By
Moira Warburton, Washington USA
The United States imposed
sanctions on four Ugandans on Monday, including two judges, accusing them of
participating in a fraudulent adoption scam, the U.S. Treasury Department said
in a statement.Justice Wilson Musalu Musene
The Treasury accused Ugandan judges Moses
Mukiibi and Wilson Musalu Musene, lawyer Dorah Mirembe and her husband, Patrick
Ecobu, of participating in a scheme that removed Ugandan children from their
families under a promise of “special education” programs and study in the
United States, and instead offered them to American families for adoption.
“Deceiving innocent Ugandan families into
giving up their children for adoption has caused great suffering,” Deputy
Treasury Secretary Justin Muzinich said in a statement. “The individuals
involved in this corrupt scam deliberately exploited the good faith of Ugandans
and Americans to enrich themselves.”
Monday’s action freezes any U.S. assets of
those blacklisted and generally bars Americans from dealing with them. The
State Department also barred Mukiibi and Musene from traveling to the United
States.
The Treasury said Mirembe’s law firm promised
vulnerable families in remote villages that their children would be moved to
Kampala for education, where American prospective adoptive parents then
traveled to adopt children from an unlicensed children’s home.
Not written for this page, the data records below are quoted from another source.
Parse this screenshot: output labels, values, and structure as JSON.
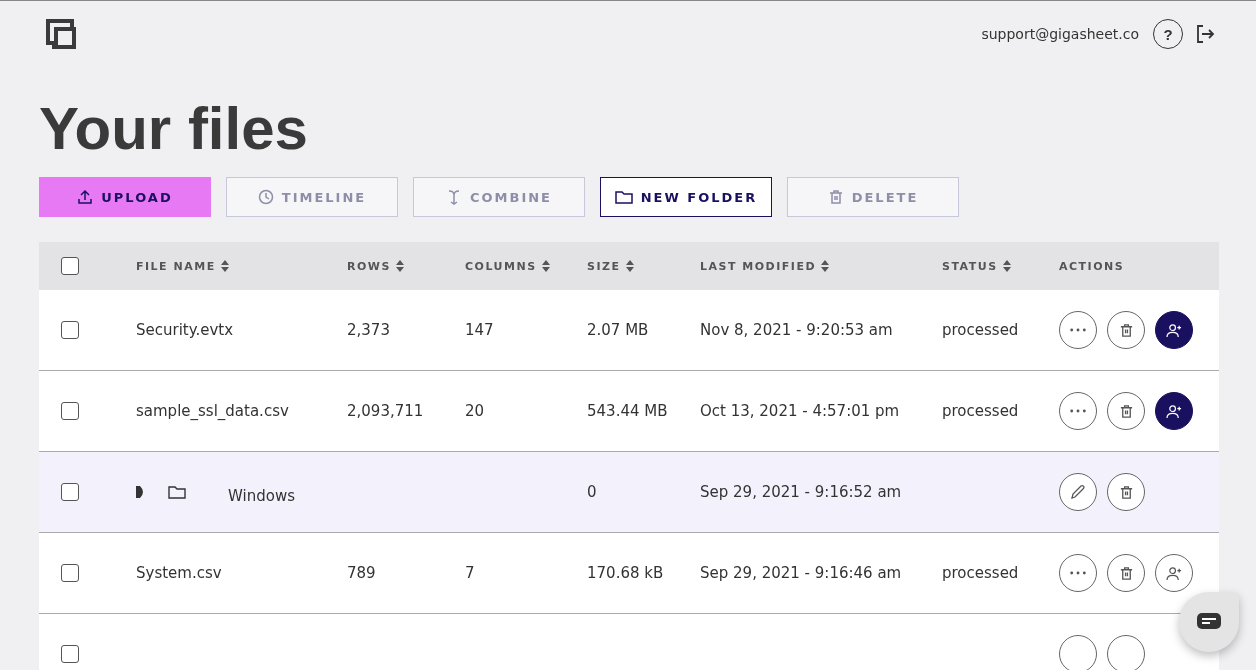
{
  "header": {
    "email": "support@gigasheet.co",
    "help_label": "?"
  },
  "title": "Your files",
  "toolbar": [
    {
      "label": "UPLOAD",
      "kind": "primary",
      "disabled": false
    },
    {
      "label": "TIMELINE",
      "kind": "outline",
      "disabled": true
    },
    {
      "label": "COMBINE",
      "kind": "outline",
      "disabled": true
    },
    {
      "label": "NEW FOLDER",
      "kind": "outline",
      "disabled": false
    },
    {
      "label": "DELETE",
      "kind": "outline",
      "disabled": true
    }
  ],
  "table": {
    "all_checked": false,
    "columns": [
      "FILE NAME",
      "ROWS",
      "COLUMNS",
      "SIZE",
      "LAST MODIFIED",
      "STATUS",
      "ACTIONS"
    ],
    "sortable": [
      true,
      true,
      true,
      true,
      true,
      true,
      false
    ],
    "rows": [
      {
        "kind": "file",
        "checked": false,
        "name": "Security.evtx",
        "rows": "2,373",
        "columns": "147",
        "size": "2.07 MB",
        "modified": "Nov 8, 2021 - 9:20:53 am",
        "status": "processed",
        "shared": true
      },
      {
        "kind": "file",
        "checked": false,
        "name": "sample_ssl_data.csv",
        "rows": "2,093,711",
        "columns": "20",
        "size": "543.44 MB",
        "modified": "Oct 13, 2021 - 4:57:01 pm",
        "status": "processed",
        "shared": true
      },
      {
        "kind": "folder",
        "checked": false,
        "name": "Windows",
        "size": "0",
        "modified": "Sep 29, 2021 - 9:16:52 am",
        "expanded": false
      },
      {
        "kind": "file",
        "checked": false,
        "name": "System.csv",
        "rows": "789",
        "columns": "7",
        "size": "170.68 kB",
        "modified": "Sep 29, 2021 - 9:16:46 am",
        "status": "processed",
        "shared": false
      },
      {
        "kind": "partial",
        "checked": false
      }
    ]
  }
}
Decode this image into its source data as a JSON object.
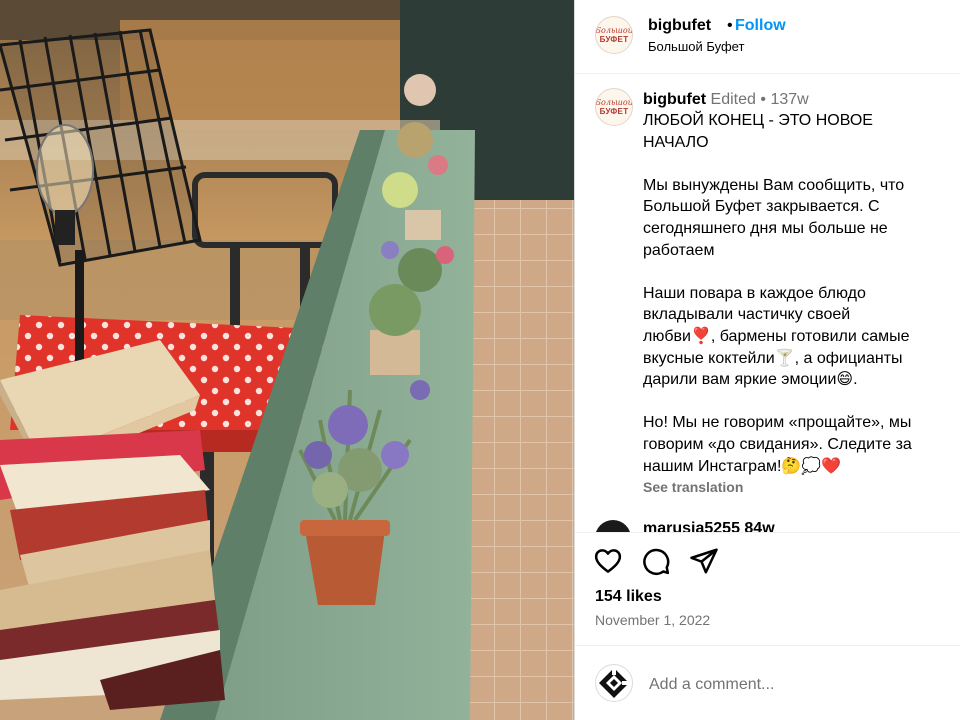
{
  "header": {
    "username": "bigbufet",
    "separator": "•",
    "follow_label": "Follow",
    "subtitle": "Большой Буфет"
  },
  "avatar_logo": {
    "line1": "Большой",
    "line2": "БУФЕТ"
  },
  "caption": {
    "username": "bigbufet",
    "edited": "Edited",
    "dot": "•",
    "age": "137w",
    "paragraphs": [
      "ЛЮБОЙ КОНЕЦ - ЭТО НОВОЕ\nНАЧАЛО",
      "Мы вынуждены Вам сообщить, что\nБольшой Буфет закрывается. С\nсегодняшнего дня мы больше не\nработаем",
      "Наши повара в каждое блюдо\nвкладывали частичку своей\nлюбви❣️, бармены готовили самые\nвкусные коктейли🍸, а официанты\nдарили вам яркие эмоции😄.",
      "Но! Мы не говорим «прощайте», мы\nговорим «до свидания». Следите за\nнашим Инстаграм!🤔💭❤️"
    ],
    "see_translation": "See translation"
  },
  "comment_preview": {
    "text": "marusia5255  84w"
  },
  "actions": {
    "like_icon": "heart-icon",
    "comment_icon": "comment-icon",
    "share_icon": "send-icon"
  },
  "stats": {
    "likes": "154 likes",
    "date": "November 1, 2022"
  },
  "add_comment": {
    "placeholder": "Add a comment..."
  },
  "colors": {
    "accent": "#0095f6",
    "secondary_text": "#737373",
    "divider": "#efefef"
  }
}
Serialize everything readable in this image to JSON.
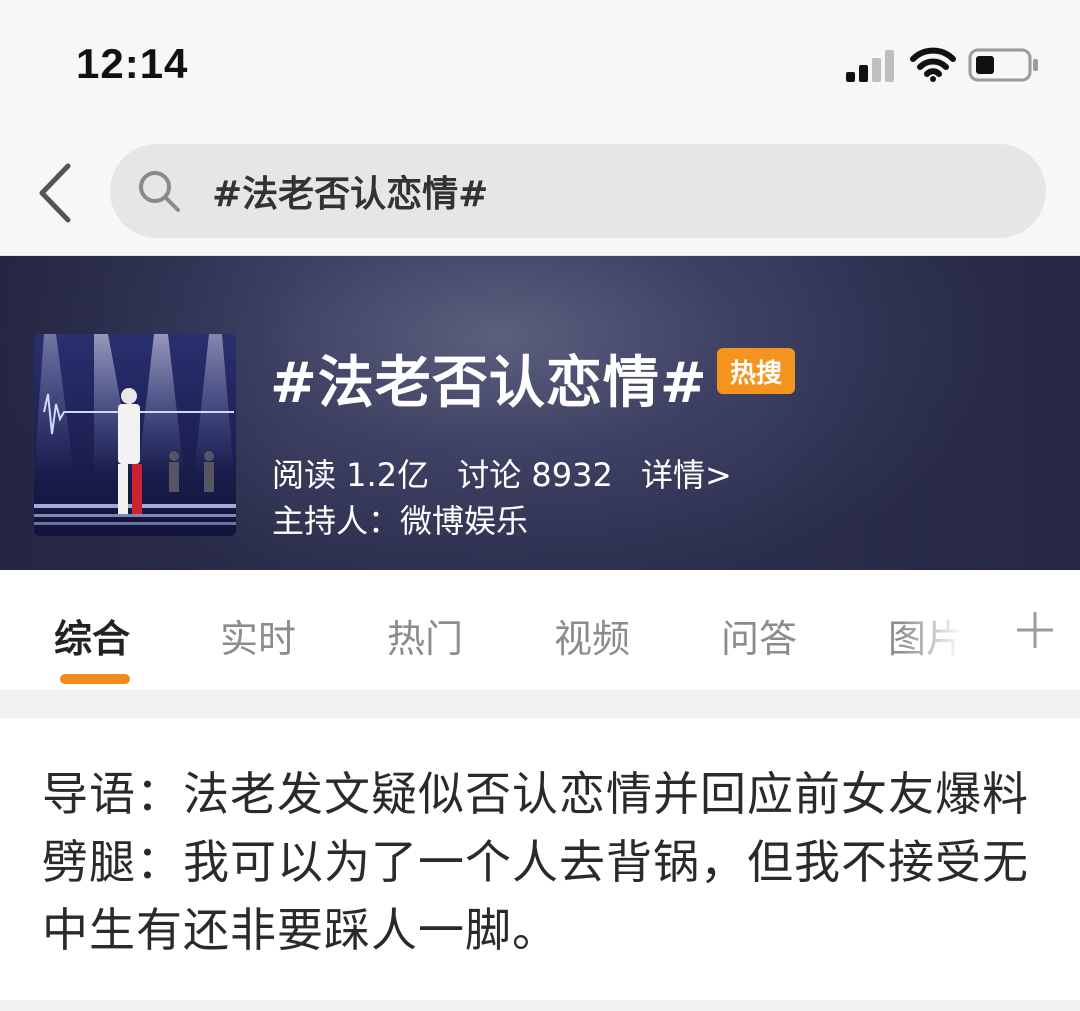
{
  "status_bar": {
    "time": "12:14"
  },
  "search": {
    "query": "#法老否认恋情#"
  },
  "topic": {
    "title": "#法老否认恋情#",
    "badge": "热搜",
    "reads": "阅读 1.2亿",
    "discussions": "讨论 8932",
    "details_link": "详情>",
    "host": "主持人：微博娱乐"
  },
  "tabs": [
    {
      "label": "综合",
      "active": true
    },
    {
      "label": "实时",
      "active": false
    },
    {
      "label": "热门",
      "active": false
    },
    {
      "label": "视频",
      "active": false
    },
    {
      "label": "问答",
      "active": false
    },
    {
      "label": "图片",
      "active": false
    }
  ],
  "intro": {
    "text": "导语：法老发文疑似否认恋情并回应前女友爆料劈腿：我可以为了一个人去背锅，但我不接受无中生有还非要踩人一脚。"
  },
  "colors": {
    "accent_orange": "#f28a1c",
    "badge_orange": "#f5931f",
    "banner_bg": "#3e4163"
  }
}
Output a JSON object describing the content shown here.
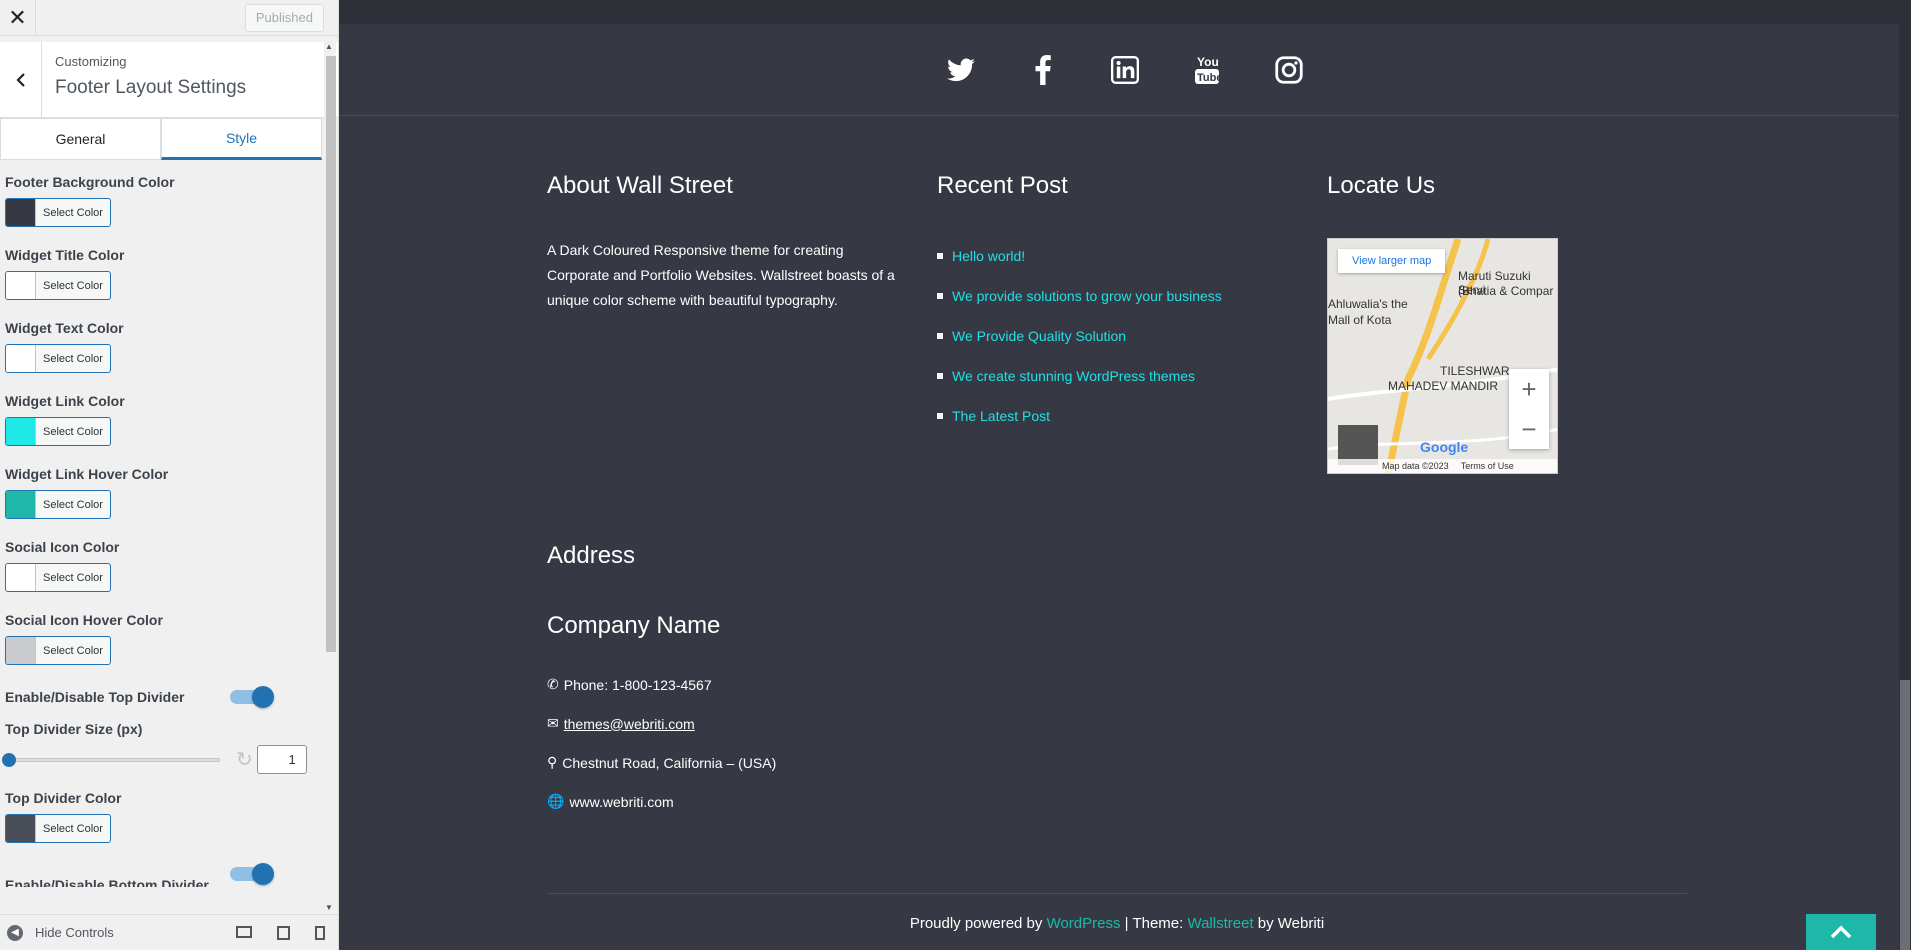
{
  "sidebar": {
    "close_label": "✕",
    "published_label": "Published",
    "back_label": "‹",
    "crumb": "Customizing",
    "title": "Footer Layout Settings",
    "tabs": [
      "General",
      "Style"
    ],
    "controls": {
      "footer_bg": {
        "label": "Footer Background Color",
        "button": "Select Color",
        "color": "#363943"
      },
      "widget_title": {
        "label": "Widget Title Color",
        "button": "Select Color",
        "color": "#ffffff"
      },
      "widget_text": {
        "label": "Widget Text Color",
        "button": "Select Color",
        "color": "#ffffff"
      },
      "widget_link": {
        "label": "Widget Link Color",
        "button": "Select Color",
        "color": "#1fe8e6"
      },
      "widget_link_hover": {
        "label": "Widget Link Hover Color",
        "button": "Select Color",
        "color": "#1fb7a8"
      },
      "social_icon": {
        "label": "Social Icon Color",
        "button": "Select Color",
        "color": "#ffffff"
      },
      "social_icon_hover": {
        "label": "Social Icon Hover Color",
        "button": "Select Color",
        "color": "#c9cbce"
      },
      "top_divider_toggle": {
        "label": "Enable/Disable Top Divider"
      },
      "top_divider_size": {
        "label": "Top Divider Size (px)",
        "value": "1"
      },
      "top_divider_color": {
        "label": "Top Divider Color",
        "button": "Select Color",
        "color": "#4a4e58"
      },
      "bottom_divider_toggle": {
        "label": "Enable/Disable Bottom Divider"
      }
    },
    "hide_controls": "Hide Controls"
  },
  "footer": {
    "about": {
      "title": "About Wall Street",
      "text": "A Dark Coloured Responsive theme for creating Corporate and Portfolio Websites. Wallstreet boasts of a unique color scheme with beautiful typography."
    },
    "recent": {
      "title": "Recent Post",
      "posts": [
        "Hello world!",
        "We provide solutions to grow your business",
        "We Provide Quality Solution",
        "We create stunning WordPress themes",
        "The Latest Post"
      ]
    },
    "locate": {
      "title": "Locate Us",
      "map_link": "View larger map",
      "map_labels": [
        "Maruti Suzuki Servi",
        "(Bhatia & Compar",
        "Ahluwalia's the",
        "Mall of Kota",
        "TILESHWAR",
        "MAHADEV MANDIR"
      ],
      "map_data": "Map data ©2023",
      "terms": "Terms of Use",
      "google": "Google"
    },
    "address": {
      "title": "Address",
      "company": "Company Name",
      "phone": "Phone: 1-800-123-4567",
      "email": "themes@webriti.com",
      "location": "Chestnut Road, California – (USA)",
      "website": "www.webriti.com"
    },
    "credits": {
      "prefix": "Proudly powered by ",
      "wp": "WordPress",
      "middle": " | Theme: ",
      "theme": "Wallstreet",
      "suffix": " by Webriti"
    },
    "social_icons": [
      "twitter-icon",
      "facebook-icon",
      "linkedin-icon",
      "youtube-icon",
      "instagram-icon"
    ]
  }
}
The Treasury also accused Mirembe, with help
from Ecobu, of facilitating multiple bribes to judges Mukiibi and Musene.
In a separate action, the Department of Justice on Monday said it had charged Mirembe and an American, Debra Parris of Lake Dallas, Texas, in an indictment filed last week with money laundering and violations of the Foreign Corrupt Practices Act in connection with the alleged Ugandan scheme.